Capulets and Montagues in Giulietta e Romeo The Musical
An actress? Never. Never wanted to be a performer. Though I enjoyed my singing lessons and used to sing in a choir, when I was on the brink of entering Rome's Conservatorio (Music Academy), I shrank and ran away,  because I didn't want to  - or just couldn't - face the anxiety and adrenaline rushes that performing alone on a stage provoked and would go on provoking in me. I hate to be under the spotlight or talk to audiences, I like to be in the shadow,  I usually wear black clothes to pass unobserved and avoid drawing attention on me. It may sound strange but I don't think I lack self - confidence, it is that I  hate being the centre of other people's attention because it makes me terribly nervous. I'm not particularly shy, I just hate to have to perform for an audience. It doesn't make sense, I know. I'd need an expert psychologist. 

Greg Baldock on stage 
Let's leave obscure, plain me and go back to writers and actors. The appeal has even grown after I started blogging. Luckily, in these last five years,  I have virtually met and interviewed lots of writers and several actors/musicians and that, instead of reducing my curiosity,  has contributed to increasing it.
I love asking them questions and, especially, reading their answers in order to discover more about them as people and artists.

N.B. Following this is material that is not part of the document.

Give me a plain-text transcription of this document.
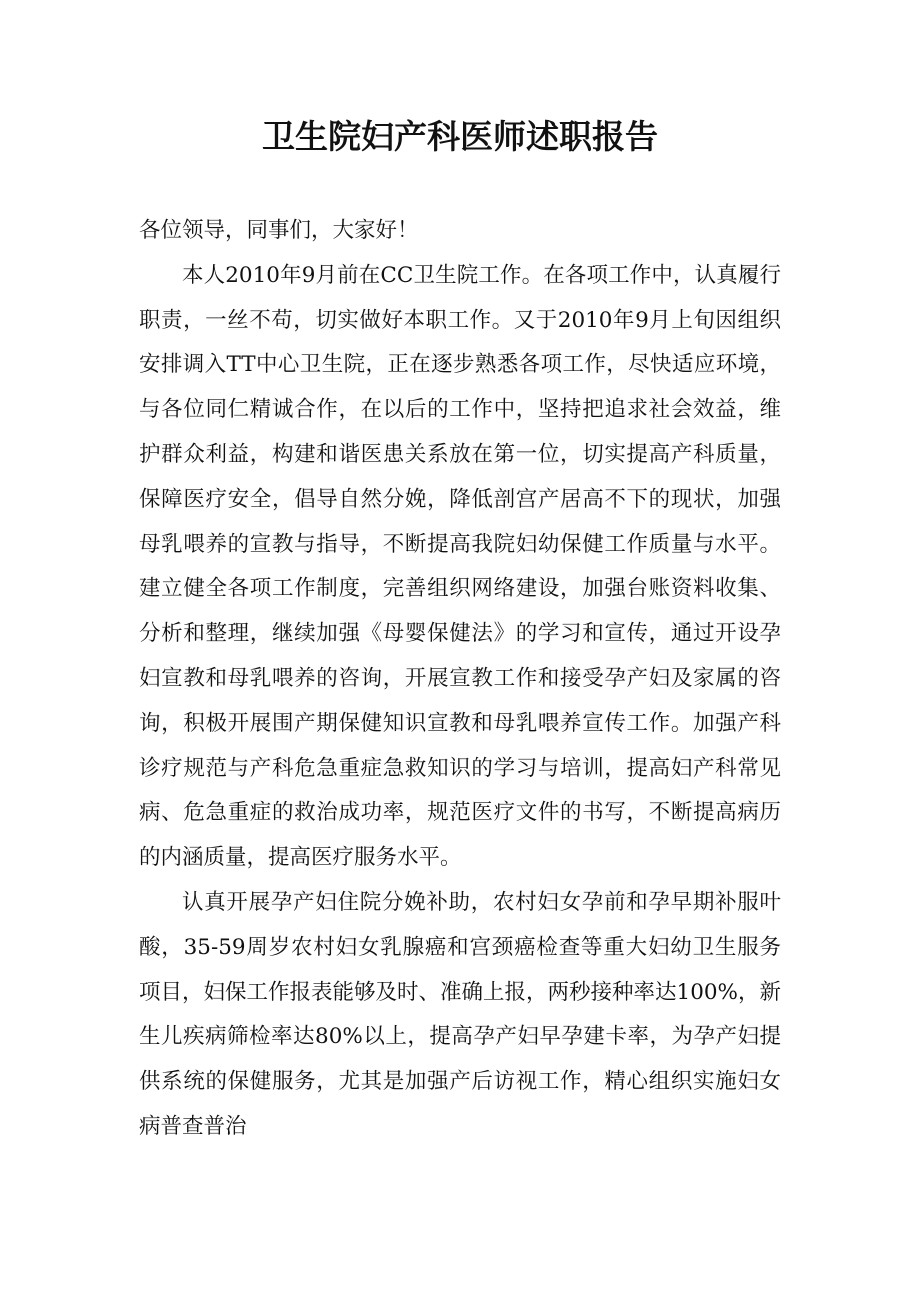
卫生院妇产科医师述职报告

各位领导，同事们，大家好！

本人2010年9月前在CC卫生院工作。在各项工作中，认真履行职责，一丝不苟，切实做好本职工作。又于2010年9月上旬因组织安排调入TT中心卫生院，正在逐步熟悉各项工作，尽快适应环境，与各位同仁精诚合作，在以后的工作中，坚持把追求社会效益，维护群众利益，构建和谐医患关系放在第一位，切实提高产科质量，保障医疗安全，倡导自然分娩，降低剖宫产居高不下的现状，加强母乳喂养的宣教与指导，不断提高我院妇幼保健工作质量与水平。建立健全各项工作制度，完善组织网络建设，加强台账资料收集、分析和整理，继续加强《母婴保健法》的学习和宣传，通过开设孕妇宣教和母乳喂养的咨询，开展宣教工作和接受孕产妇及家属的咨询，积极开展围产期保健知识宣教和母乳喂养宣传工作。加强产科诊疗规范与产科危急重症急救知识的学习与培训，提高妇产科常见病、危急重症的救治成功率，规范医疗文件的书写，不断提高病历的内涵质量，提高医疗服务水平。

认真开展孕产妇住院分娩补助，农村妇女孕前和孕早期补服叶酸，35-59周岁农村妇女乳腺癌和宫颈癌检查等重大妇幼卫生服务项目，妇保工作报表能够及时、准确上报，两秒接种率达100%，新生儿疾病筛检率达80%以上，提高孕产妇早孕建卡率，为孕产妇提供系统的保健服务，尤其是加强产后访视工作，精心组织实施妇女病普查普治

Among my interviews with actors, I still remember Lara Parmiani, an Italian actress living in London;  Greg Baldock brilliant at The Old Vic as Tom Hollander’s understudy;  Antonia and Noel Byrne, who tour all over England as The Box Tale Soup,  or still  Austentatious with their comedic revisitation of my beloved Jane Austen’s work.  

Austentatious - Official picture

Even more thrilling is meeting actors and writers in person and to have the chance to talk with them. I’ve always found it an enriching experience, even when you are only lucky enough to listen to them speaking, with no chance of asking them any question or chat with them. 

I’ve also featured interviews with lots of writers on FLY HIGH! and some of them have become my blogomates and supporters, and  have  helped me enhance my activity as a blogger. 

My interest in acting and writing has brought me great emotional moments this year, among which going to Rome to see Romeo and Juliet the musical or to London to see  The Crucible with Richard Armitage, FieramenteilLibro or  meeting  Erri De Luca in my hometown. 

I don't actually see them as idols, but as very interesting, fascinating human beings. I am not interested in their fame or money, those are not my main goals in life,  but in their being successful in what they do or like doing. So,  if I find writers or actors who work hard and  are very good at what they do regardless fame, they become very special human beings to me. Models, not idols.  

Is there a particular category of people you are fascinated by,  admire particularly? 


Prue Batten said...

An insightful post, Fly High. Idolatry has no place in appreciation of the arts, but respect and being intrigued does and you have explained it so well. This is once again why I would place your blog at the top of the tree when reading blogs about the arts. Thank you so much for this!

Maria Grazia said...

You are always so kind to me, Prue, and I'm humbled and flattered at the same time. Especially, because you are one of those writers who can do magic with words and I greatly admire. You know I was thinking of you while mentioning writers I virtually met while blogging, who became my "blogomates" and dear supportive friends :-) Love and a huge hug to you, Prue!
P.S. I can't wait to read and review Book 3 of your Gisborne saga. I've been distracted by and caught in so many other things that I still haven't, but I'll catch up as soon as possible.